- Juho Kostiainen
- Nordea Economist
Finland’s terms of trade hold steady
The global increase in prices of energy, commodities and materials has created cost pressures and chipped away at the profitability of many businesses. At the same time, commodity and material producers are on a record-breaking run. While import and export prices have risen in tandem in Finland, many other European countries have seen their terms of trade decrease significantly over the past six months. The eurozone goods trade surplus showed a hefty decrease during the same period.
The structure of Finnish exports has been somewhat favourable in terms of the rising global prices. Around half of Finland’s goods exports consist of commodities, fuels and manufactured materials, such as metals and paper. The export prices of metals are up by about 50% year-on-year, while the price of paper, too, has risen by 27%. Oil refining margins are also higher. Machinery and equipment manufacturing, one of the pillars of industry, has seen export prices rise moderately and is suffering from component shortage.
A / Finland’s terms of trade remain stable
Terms of trade, various countries, index 2019=100
Zero-emission electricity is becoming a source of competitive advantage for Finland.
Affordable electricity enhances competitiveness
Electricity prices hit record-highs in both Finland and Central Europe due to several simultaneous factors. In Finland, the price of electricity has now clearly declined, and the Nordic power futures indicate that it will continue to fall below 50 euros per megawatt-hour.

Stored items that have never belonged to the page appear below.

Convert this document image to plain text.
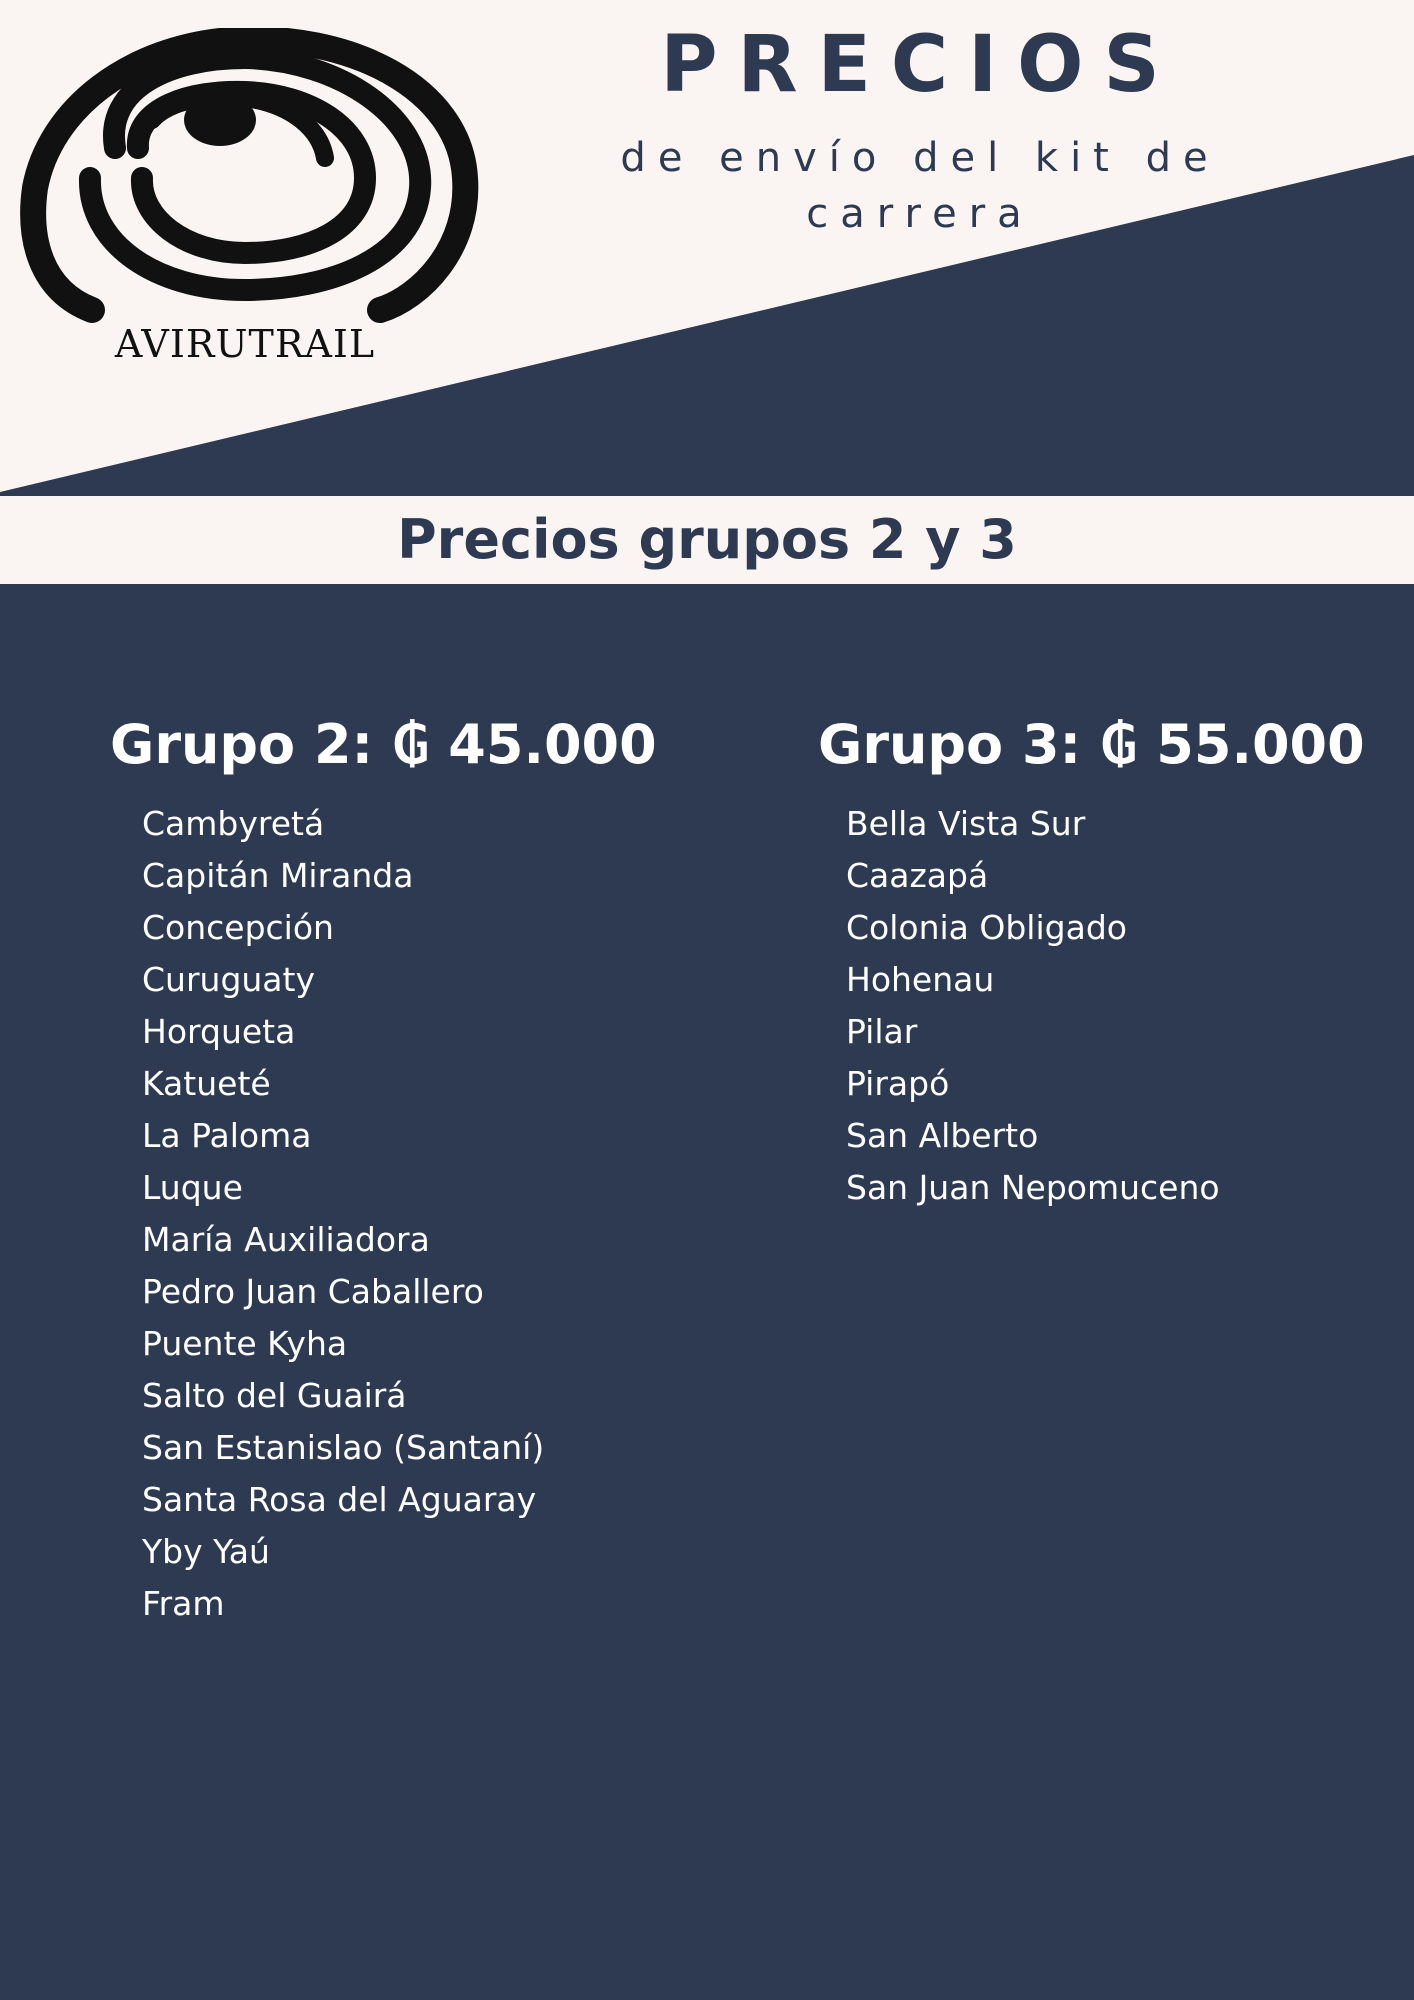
AVIRUTRAIL
PRECIOS
de envío del kit de carrera
Precios grupos 2 y 3
Grupo 2: ₲ 45.000
Cambyretá
Capitán Miranda
Concepción
Curuguaty
Horqueta
Katueté
La Paloma
Luque
María Auxiliadora
Pedro Juan Caballero
Puente Kyha
Salto del Guairá
San Estanislao (Santaní)
Santa Rosa del Aguaray
Yby Yaú
Fram
Grupo 3: ₲ 55.000
Bella Vista Sur
Caazapá
Colonia Obligado
Hohenau
Pilar
Pirapó
San Alberto
San Juan Nepomuceno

In Germany, the price of electricity has remained elevated due to the high cost of fossil power production as a result of the war in Ukraine. Moreover, the high prices of emission allowances raise the cost of electricity from fossil fuel-powered plants.
Finland will become self-sufficient in electricity, and power generation will be entirely fossil-free in the next couple of years once the new nuclear reactor becomes operational and the country’s wind power capacity doubles. Onshore wind power generated in Finland is, in fact, one of the cheapest ways to increase zero-emission power in Europe and get rid of Russian energy imports. Clean electricity will enable investment in profitable and environmentally-friendly manufacturing in Finland in the future.
B / Electricity prices in Germany vs. the Nordics
Electricity market prices and power futures, EUR/MWh
Cost competitiveness remains solid
Moderate wage growth over the past few years has, together with higher profitability growth, enhanced Finland’s cost competitiveness. This is reflected in the current account balance, which is now positive, and in labour’s lower share of the national income – in other words, a decrease in real unit labour costs. In recent months, terms of trade-adjusted unit labour costs have been trending very positively in relation to competitors, and the current wage deals further reinforce Finland’s competitiveness.
With regard to cost competitiveness, it is, however, good to keep in mind that the rise in export prices may turn out to be temporary if the balance between commodities demand and supply is restored. Wage increases should therefore not be based on a short-term rise in prices. For some companies, higher prices reduce their ability to pay wages, as production costs increase. This means that payroll capacity varies highly from sector to sector.